The corporate tax burden in France is one of the highest in the world (Figure 3), about 62% of their total profits. Social contributions make the bulk of their contribution (two third), along with two other items: taxes on production and the corporate tax (about one sixth each). After necessary spending cuts, two main tax breaks should follow:

  •  In 2019, lower corporate tax rates from 33%, 2018 to 28% for SMEs (with profits under EUR500k), and 31% for the others. By 2022, the tax rate should be 25%, in line with other countries.
  • A decrease of employers' social contribution. The end of the CICE in 2019 will be backed by a -6pp social contribution decrease (EUR 24bn).

Table 2:  Public finance scenario

Sources: IHS Global Insight, Allianz, Euler Hermes Forecasts

Improve the business climate, especially for SMEs

French corporates suffer from higher DSOs (74 days in 2017, +2 days compared to 2016), compared to 62 days on average in Western Europe. SMEs prefer to use suppliers' credit instead of bank credit, despite a new law aimed at capping DSOs to 60 days. As a result, corporate insolvencies are still 33% higher compared to early 2007 (Figure 4) and resolving insolvencies takes almost two years in France. In addition SMEs need more cash in order to cope with working capital requirements, are more risk averse, especially abroad.

The “Loi PACTE” is a first attempt at improving the business climate for SMEs. It includes the option to include a cross-class cram down clause in insolvency resolution (a kind of collective action clause), and changes threshold for tax regime (from 20 to 50 employees e.g.) among other efforts to change the daily life of corporates.

Incentives households’ consumption and reorient their savings

Many comments have been made on household purchasing power and consumption behavior. The missing consumer was at the earth of the disappointing growth performance in H1. Some tax cuts will help, in this regard, such as the cut of health and unemployment contributions (backed by an equivalent hike of the CSG levied on wage, but also pensions).

However, higher consumption can also be triggered by lower savings. Government forecasts show that household savings should reach 14.7% of their disposable income in 2018 (the highest level since 2012). Household savings and investment rates have been stable during the last years (Figure 5), and so did the resulting financial saving surplus (4.8% of GDP in 2017).

This is somewhat of an anomaly since this surplus generated low yields at the very end of the period, but it is well-explained by supplementary savings related to ageing or unemployment fears.

The reform of the welfare state is one way to address these worries and lower the perceived saving needs. Back in the 80s, there was a long period where savings decreased substantially. Financial savings lowered from 10% to 3.5% as a result of lower yields, and savings for investment purposes also dramatically decreased.

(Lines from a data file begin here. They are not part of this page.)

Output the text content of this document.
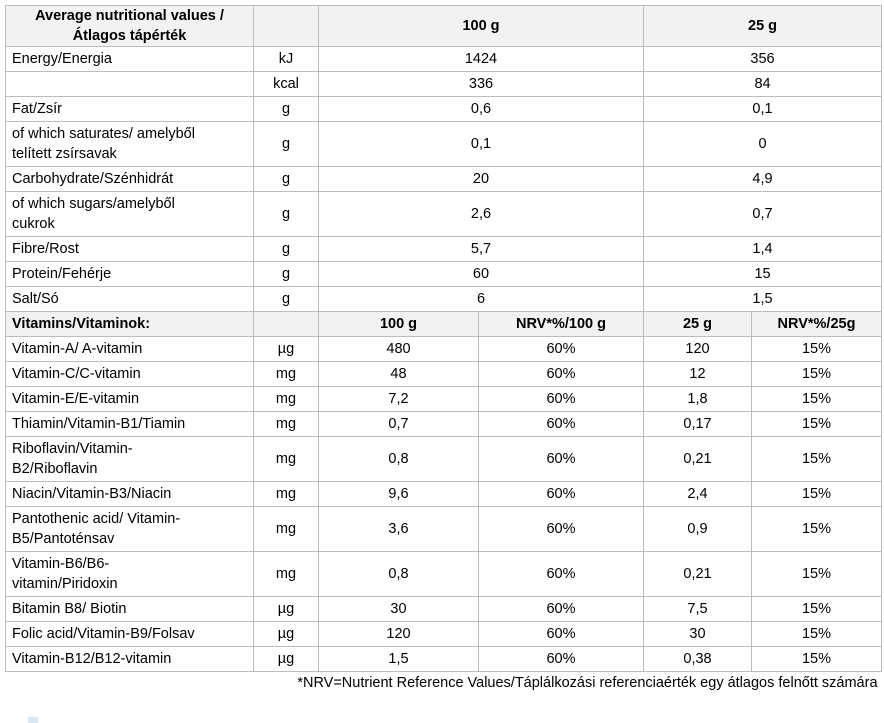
Average nutritional values /
Átlagos tápérték		100 g		25 g	
Energy/Energia	kJ	1424		356	
	kcal	336		84	
Fat/Zsír	g	0,6		0,1	
of which saturates/ amelyből
telített zsírsavak	g	0,1		0	
Carbohydrate/Szénhidrát	g	20		4,9	
of which sugars/amelyből
cukrok	g	2,6		0,7	
Fibre/Rost	g	5,7		1,4	
Protein/Fehérje	g	60		15	
Salt/Só	g	6		1,5	
Vitamins/Vitaminok:		100 g	NRV*%/100 g	25 g	NRV*%/25g
Vitamin-A/ A-vitamin	µg	480	60%	120	15%
Vitamin-C/C-vitamin	mg	48	60%	12	15%
Vitamin-E/E-vitamin	mg	7,2	60%	1,8	15%
Thiamin/Vitamin-B1/Tiamin	mg	0,7	60%	0,17	15%
Riboflavin/Vitamin-
B2/Riboflavin	mg	0,8	60%	0,21	15%
Niacin/Vitamin-B3/Niacin	mg	9,6	60%	2,4	15%
Pantothenic acid/ Vitamin-
B5/Pantoténsav	mg	3,6	60%	0,9	15%
Vitamin-B6/B6-
vitamin/Piridoxin	mg	0,8	60%	0,21	15%
Bitamin B8/ Biotin	µg	30	60%	7,5	15%
Folic acid/Vitamin-B9/Folsav	µg	120	60%	30	15%
Vitamin-B12/B12-vitamin	µg	1,5	60%	0,38	15%
*NRV=Nutrient Reference Values/Táplálkozási referenciaérték egy átlagos felnőtt számára					
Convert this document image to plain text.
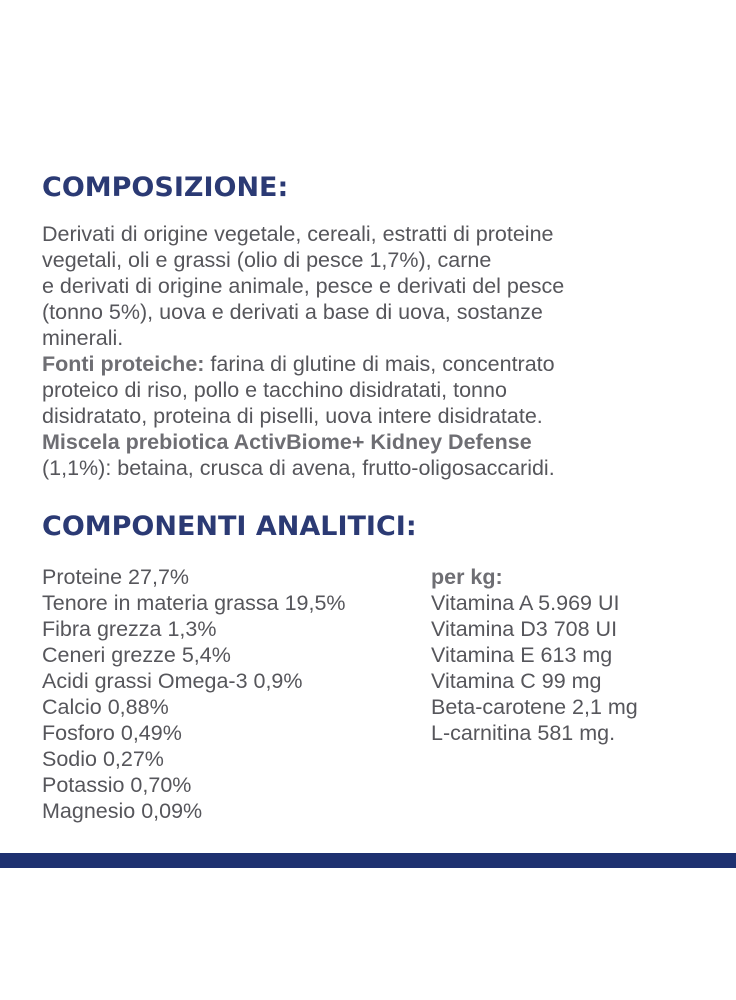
COMPOSIZIONE:
Derivati di origine vegetale, cereali, estratti di proteine
vegetali, oli e grassi (olio di pesce 1,7%), carne
e derivati di origine animale, pesce e derivati del pesce
(tonno 5%), uova e derivati a base di uova, sostanze
minerali.
Fonti proteiche: farina di glutine di mais, concentrato
proteico di riso, pollo e tacchino disidratati, tonno
disidratato, proteina di piselli, uova intere disidratate.
Miscela prebiotica ActivBiome+ Kidney Defense
(1,1%): betaina, crusca di avena, frutto-oligosaccaridi.
COMPONENTI ANALITICI:
Proteine 27,7%
Tenore in materia grassa 19,5%
Fibra grezza 1,3%
Ceneri grezze 5,4%
Acidi grassi Omega-3 0,9%
Calcio 0,88%
Fosforo 0,49%
Sodio 0,27%
Potassio 0,70%
Magnesio 0,09%
per kg:
Vitamina A 5.969 UI
Vitamina D3 708 UI
Vitamina E 613 mg
Vitamina C 99 mg
Beta-carotene 2,1 mg
L-carnitina 581 mg.
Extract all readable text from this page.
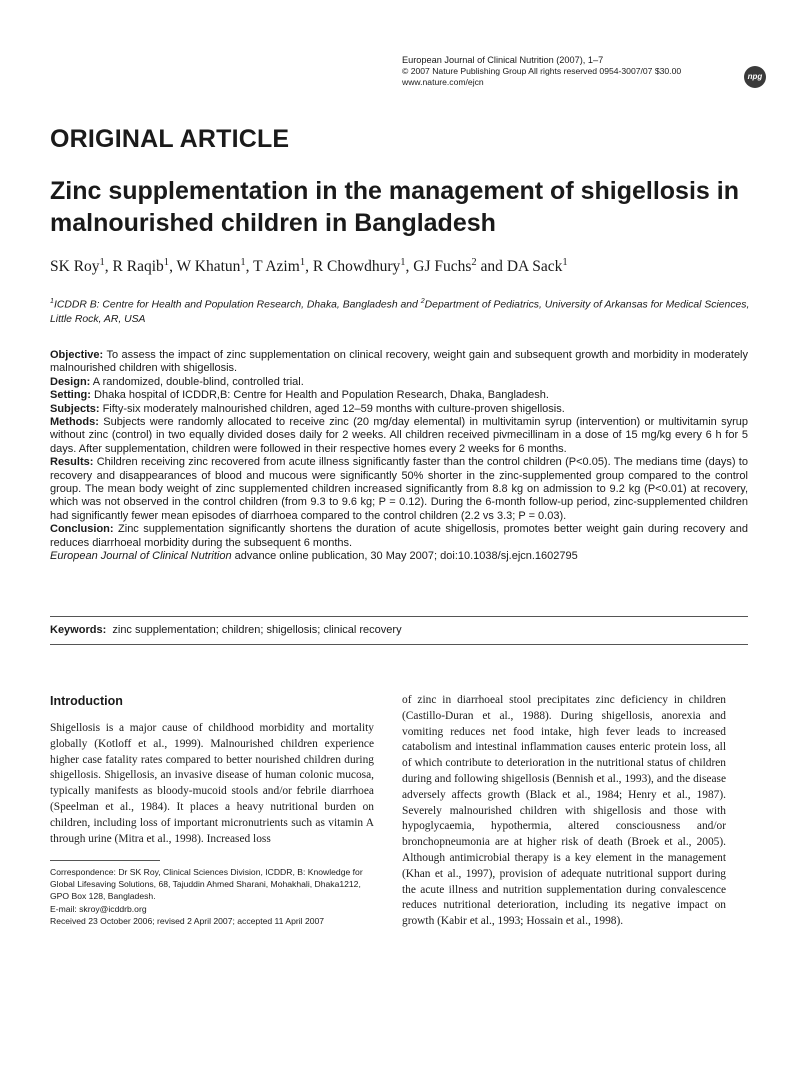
European Journal of Clinical Nutrition (2007), 1–7
© 2007 Nature Publishing Group All rights reserved 0954-3007/07 $30.00
www.nature.com/ejcn
npg
ORIGINAL ARTICLE
Zinc supplementation in the management of shigellosis in malnourished children in Bangladesh
SK Roy$^1$, R Raqib$^1$, W Khatun$^1$, T Azim$^1$, R Chowdhury$^1$, GJ Fuchs$^2$ and DA Sack$^1$
$^1$ICDDR B: Centre for Health and Population Research, Dhaka, Bangladesh and $^2$Department of Pediatrics, University of Arkansas for Medical Sciences, Little Rock, AR, USA

Objective: To assess the impact of zinc supplementation on clinical recovery, weight gain and subsequent growth and morbidity in moderately malnourished children with shigellosis.

Design: A randomized, double-blind, controlled trial.

Setting: Dhaka hospital of ICDDR,B: Centre for Health and Population Research, Dhaka, Bangladesh.

Subjects: Fifty-six moderately malnourished children, aged 12–59 months with culture-proven shigellosis.

Methods: Subjects were randomly allocated to receive zinc (20 mg/day elemental) in multivitamin syrup (intervention) or multivitamin syrup without zinc (control) in two equally divided doses daily for 2 weeks. All children received pivmecillinam in a dose of 15 mg/kg every 6 h for 5 days. After supplementation, children were followed in their respective homes every 2 weeks for 6 months.

Results: Children receiving zinc recovered from acute illness significantly faster than the control children (P<0.05). The medians time (days) to recovery and disappearances of blood and mucous were significantly 50% shorter in the zinc-supplemented group compared to the control group. The mean body weight of zinc supplemented children increased significantly from 8.8 kg on admission to 9.2 kg (P<0.01) at recovery, which was not observed in the control children (from 9.3 to 9.6 kg; P = 0.12). During the 6-month follow-up period, zinc-supplemented children had significantly fewer mean episodes of diarrhoea compared to the control children (2.2 vs 3.3; P = 0.03).

Conclusion: Zinc supplementation significantly shortens the duration of acute shigellosis, promotes better weight gain during recovery and reduces diarrhoeal morbidity during the subsequent 6 months.

European Journal of Clinical Nutrition advance online publication, 30 May 2007; doi:10.1038/sj.ejcn.1602795

Keywords: zinc supplementation; children; shigellosis; clinical recovery
Introduction

Shigellosis is a major cause of childhood morbidity and mortality globally (Kotloff et al., 1999). Malnourished children experience higher case fatality rates compared to better nourished children during shigellosis. Shigellosis, an invasive disease of human colonic mucosa, typically manifests as bloody-mucoid stools and/or febrile diarrhoea (Speelman et al., 1984). It places a heavy nutritional burden on children, including loss of important micronutrients such as vitamin A through urine (Mitra et al., 1998). Increased loss

of zinc in diarrhoeal stool precipitates zinc deficiency in children (Castillo-Duran et al., 1988). During shigellosis, anorexia and vomiting reduces net food intake, high fever leads to increased catabolism and intestinal inflammation causes enteric protein loss, all of which contribute to deterioration in the nutritional status of children during and following shigellosis (Bennish et al., 1993), and the disease adversely affects growth (Black et al., 1984; Henry et al., 1987). Severely malnourished children with shigellosis and those with hypoglycaemia, hypothermia, altered consciousness and/or bronchopneumonia are at higher risk of death (Broek et al., 2005). Although antimicrobial therapy is a key element in the management (Khan et al., 1997), provision of adequate nutritional support during the acute illness and nutrition supplementation during convalescence reduces nutritional deterioration, including its negative impact on growth (Kabir et al., 1993; Hossain et al., 1998).

Correspondence: Dr SK Roy, Clinical Sciences Division, ICDDR, B: Knowledge for Global Lifesaving Solutions, 68, Tajuddin Ahmed Sharani, Mohakhali, Dhaka1212, GPO Box 128, Bangladesh.

E-mail: skroy@icddrb.org

Received 23 October 2006; revised 2 April 2007; accepted 11 April 2007
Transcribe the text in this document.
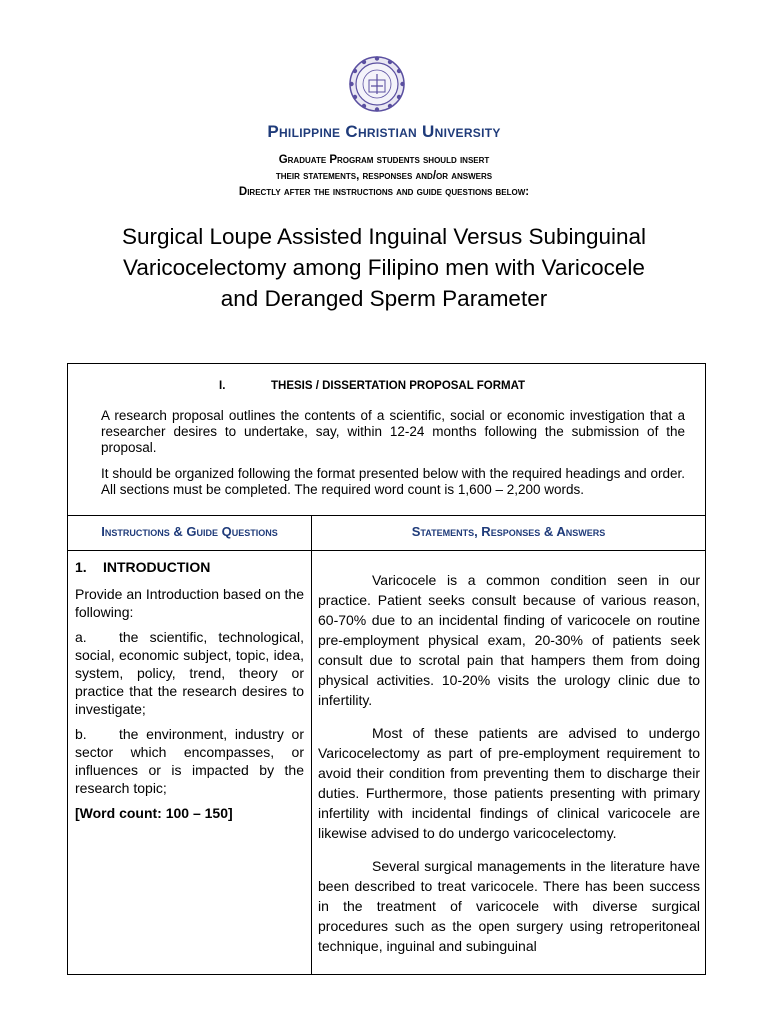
Philippine Christian University
Graduate Program students should insert
their statements, responses and/or answers
Directly after the instructions and guide questions below:
Surgical Loupe Assisted Inguinal Versus Subinguinal
Varicocelectomy among Filipino men with Varicocele
and Deranged Sperm Parameter
I.	THESIS / DISSERTATION PROPOSAL FORMAT
A research proposal outlines the contents of a scientific, social or economic investigation that a researcher desires to undertake, say, within 12-24 months following the submission of the proposal.
It should be organized following the format presented below with the required headings and order. All sections must be completed. The required word count is 1,600 – 2,200 words.
Instructions & Guide Questions	Statements, Responses & Answers
1. INTRODUCTION

Provide an Introduction based on the following:

a. the scientific, technological, social, economic subject, topic, idea, system, policy, trend, theory or practice that the research desires to investigate;

b. the environment, industry or sector which encompasses, or influences or is impacted by the research topic;

[Word count: 100 – 150]

Varicocele is a common condition seen in our practice. Patient seeks consult because of various reason, 60-70% due to an incidental finding of varicocele on routine pre-employment physical exam, 20-30% of patients seek consult due to scrotal pain that hampers them from doing physical activities. 10-20% visits the urology clinic due to infertility.

Most of these patients are advised to undergo Varicocelectomy as part of pre-employment requirement to avoid their condition from preventing them to discharge their duties. Furthermore, those patients presenting with primary infertility with incidental findings of clinical varicocele are likewise advised to do undergo varicocelectomy.

Several surgical managements in the literature have been described to treat varicocele. There has been success in the treatment of varicocele with diverse surgical procedures such as the open surgery using retroperitoneal technique, inguinal and subinguinal
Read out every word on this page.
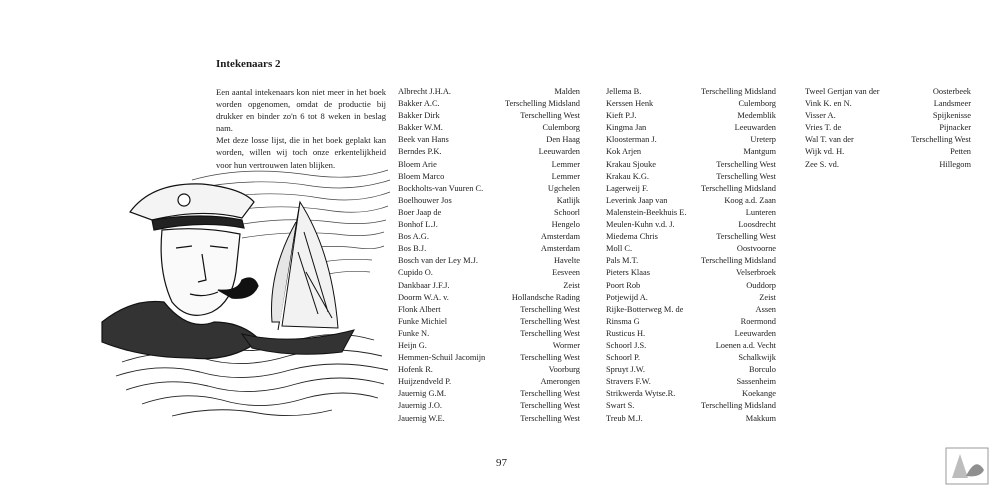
Intekenaars 2

Een aantal intekenaars kon niet meer in het boek worden opgenomen, omdat de productie bij drukker en binder zo'n 6 tot 8 weken in beslag nam.

Met deze losse lijst, die in het boek geplakt kan worden, willen wij toch onze erkentelijkheid voor hun vertrouwen laten blijken.

Albrecht J.H.A.	Malden
Bakker A.C.	Terschelling Midsland
Bakker Dirk	Terschelling West
Bakker W.M.	Culemborg
Beek van Hans	Den Haag
Berndes P.K.	Leeuwarden
Bloem Arie	Lemmer
Bloem Marco	Lemmer
Bockholts-van Vuuren C.	Ugchelen
Boelhouwer Jos	Katlijk
Boer Jaap de	Schoorl
Bonhof L.J.	Hengelo
Bos A.G.	Amsterdam
Bos B.J.	Amsterdam
Bosch van der Ley M.J.	Havelte
Cupido O.	Eesveen
Dankbaar J.F.J.	Zeist
Doorm W.A. v.	Hollandsche Rading
Flonk Albert	Terschelling West
Funke Michiel	Terschelling West
Funke N.	Terschelling West
Heijn G.	Wormer
Hemmen-Schuil Jacomijn	Terschelling West
Hofenk R.	Voorburg
Huijzendveld P.	Amerongen
Jauernig G.M.	Terschelling West
Jauernig J.O.	Terschelling West
Jauernig W.E.	Terschelling West
Jellema B.	Terschelling Midsland
Kerssen Henk	Culemborg
Kieft P.J.	Medemblik
Kingma Jan	Leeuwarden
Kloosterman J.	Ureterp
Kok Arjen	Mantgum
Krakau Sjouke	Terschelling West
Krakau K.G.	Terschelling West
Lagerweij F.	Terschelling Midsland
Leverink Jaap van	Koog a.d. Zaan
Malenstein-Beekhuis E.	Lunteren
Meulen-Kuhn v.d. J.	Loosdrecht
Miedema Chris	Terschelling West
Moll C.	Oostvoorne
Pals M.T.	Terschelling Midsland
Pieters Klaas	Velserbroek
Poort Rob	Ouddorp
Potjewijd A.	Zeist
Rijke-Botterweg M. de	Assen
Rinsma G	Roermond
Rusticus H.	Leeuwarden
Schoorl J.S.	Loenen a.d. Vecht
Schoorl P.	Schalkwijk
Spruyt J.W.	Borculo
Stravers F.W.	Sassenheim
Strikwerda Wytse.R.	Koekange
Swart S.	Terschelling Midsland
Treub M.J.	Makkum
Tweel Gertjan van der	Oosterbeek
Vink K. en N.	Landsmeer
Visser A.	Spijkenisse
Vries T. de	Pijnacker
Wal T. van der	Terschelling West
Wijk vd. H.	Petten
Zee S. vd.	Hillegom
97
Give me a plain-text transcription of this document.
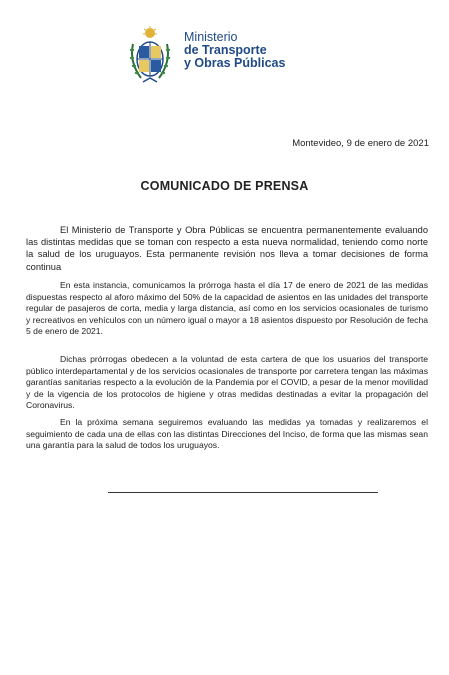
Ministerio
de Transporte
y Obras Públicas
Montevideo, 9 de enero de 2021
COMUNICADO DE PRENSA

El Ministerio de Transporte y Obra Públicas se encuentra permanentemente evaluando las distintas medidas que se toman con respecto a esta nueva normalidad, teniendo como norte la salud de los uruguayos. Esta permanente revisión nos lleva a tomar decisiones de forma continua

En esta instancia, comunicamos la prórroga hasta el día 17 de enero de 2021 de las medidas dispuestas respecto al aforo máximo del 50% de la capacidad de asientos en las unidades del transporte regular de pasajeros de corta, media y larga distancia, así como en los servicios ocasionales de turismo y recreativos en vehículos con un número igual o mayor a 18 asientos dispuesto por Resolución de fecha 5 de enero de 2021.

Dichas prórrogas obedecen a la voluntad de esta cartera de que los usuarios del transporte público interdepartamental y de los servicios ocasionales de transporte por carretera tengan las máximas garantías sanitarias respecto a la evolución de la Pandemia por el COVID, a pesar de la menor movilidad y de la vigencia de los protocolos de higiene y otras medidas destinadas a evitar la propagación del Coronavirus.

En la próxima semana seguiremos evaluando las medidas ya tomadas y realizaremos el seguimiento de cada una de ellas con las distintas Direcciones del Inciso, de forma que las mismas sean una garantía para la salud de todos los uruguayos.
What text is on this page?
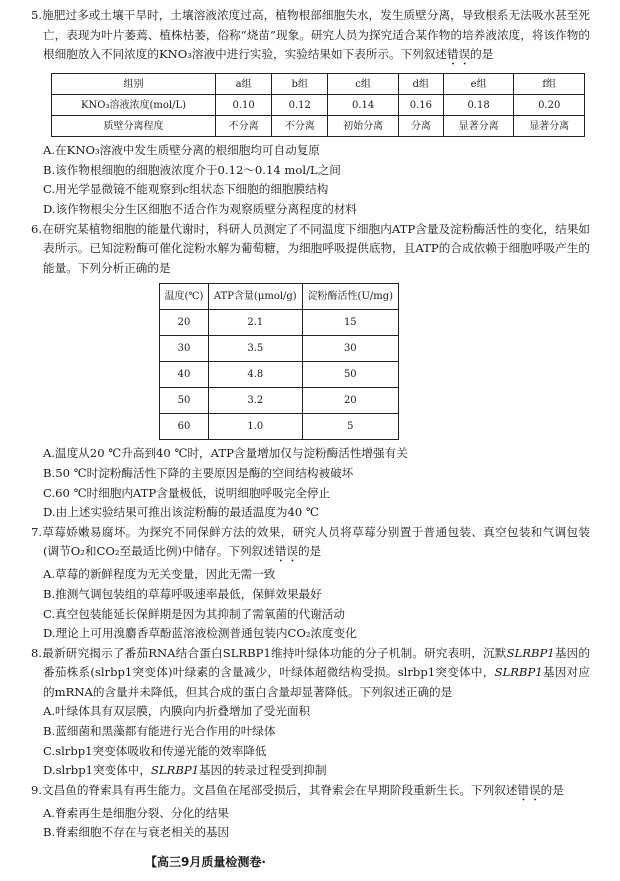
5.施肥过多或土壤干旱时，土壤溶液浓度过高，植物根部细胞失水，发生质壁分离，导致根系无法吸水甚至死亡，表现为叶片萎蔫、植株枯萎，俗称“烧苗”现象。研究人员为探究适合某作物的培养液浓度，将该作物的根细胞放入不同浓度的KNO₃溶液中进行实验，实验结果如下表所示。下列叙述错误的是

组别	a组	b组	c组	d组	e组	f组
KNO₃溶液浓度(mol/L)	0.10	0.12	0.14	0.16	0.18	0.20
质壁分离程度	不分离	不分离	初始分离	分离	显著分离	显著分离

A.在KNO₃溶液中发生质壁分离的根细胞均可自动复原

B.该作物根细胞的细胞液浓度介于0.12～0.14 mol/L之间

C.用光学显微镜不能观察到c组状态下细胞的细胞膜结构

D.该作物根尖分生区细胞不适合作为观察质壁分离程度的材料

6.在研究某植物细胞的能量代谢时，科研人员测定了不同温度下细胞内ATP含量及淀粉酶活性的变化，结果如表所示。已知淀粉酶可催化淀粉水解为葡萄糖，为细胞呼吸提供底物，且ATP的合成依赖于细胞呼吸产生的能量。下列分析正确的是

温度(℃)	ATP含量(μmol/g)	淀粉酶活性(U/mg)
20	2.1	15
30	3.5	30
40	4.8	50
50	3.2	20
60	1.0	5

A.温度从20 ℃升高到40 ℃时，ATP含量增加仅与淀粉酶活性增强有关

B.50 ℃时淀粉酶活性下降的主要原因是酶的空间结构被破坏

C.60 ℃时细胞内ATP含量极低，说明细胞呼吸完全停止

D.由上述实验结果可推出该淀粉酶的最适温度为40 ℃

7.草莓娇嫩易腐坏。为探究不同保鲜方法的效果，研究人员将草莓分别置于普通包装、真空包装和气调包装(调节O₂和CO₂至最适比例)中储存。下列叙述错误的是

A.草莓的新鲜程度为无关变量，因此无需一致

B.推测气调包装组的草莓呼吸速率最低，保鲜效果最好

C.真空包装能延长保鲜期是因为其抑制了需氧菌的代谢活动

D.理论上可用溴麝香草酚蓝溶液检测普通包装内CO₂浓度变化

8.最新研究揭示了番茄RNA结合蛋白SLRBP1维持叶绿体功能的分子机制。研究表明，沉默SLRBP1基因的番茄株系(slrbp1突变体)叶绿素的含量减少，叶绿体超微结构受损。slrbp1突变体中，SLRBP1基因对应的mRNA的含量并未降低，但其合成的蛋白含量却显著降低。下列叙述正确的是

A.叶绿体具有双层膜，内膜向内折叠增加了受光面积

B.蓝细菌和黑藻都有能进行光合作用的叶绿体

C.slrbp1突变体吸收和传递光能的效率降低

D.slrbp1突变体中，SLRBP1基因的转录过程受到抑制

9.文昌鱼的脊索具有再生能力。文昌鱼在尾部受损后，其脊索会在早期阶段重新生长。下列叙述错误的是

A.脊索再生是细胞分裂、分化的结果

B.脊索细胞不存在与衰老相关的基因

【高三9月质量检测卷·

The government announced several measures able to tackle the excess household savings, among them a revamp of the housing sector policy ("Loi ELAN"), which includes tackling barriers to construction (lower the cost and the number of procedures needed). It would help to lower investment costs. The government also decided to progressively eliminate the housing tax (taxe d’habitation), replacing the wealth tax by a tax on housing wealth tax only, and implementing a flat tax on capital income.

According to the European Commission, the implicit tax rate on capital income was 52.7% in France in 2015 (24% in Germany or 34% in Italy), and increased by +10pp since 2000. The flat tax (30% of income) will free up resources and allow less distortion in the allocation of household savings (less than 30% of financial savings were invested in equities in 2017). This genuine reform is welcome since efforts to develop equity financing by households were largely put on hold after the golden era of the 80s.

So, what is the net impact of Macron-omics?

Overall, we estimate the growth impact of the whole reform agenda to be net positive (+0.2pp growth per year). Positive impacts would particularly be driven by a structural improvement of net exports (competitiveness impact of lower social contributions and lower imports) by +0.3pp, dampened by lower (government) consumption by -0.1pp.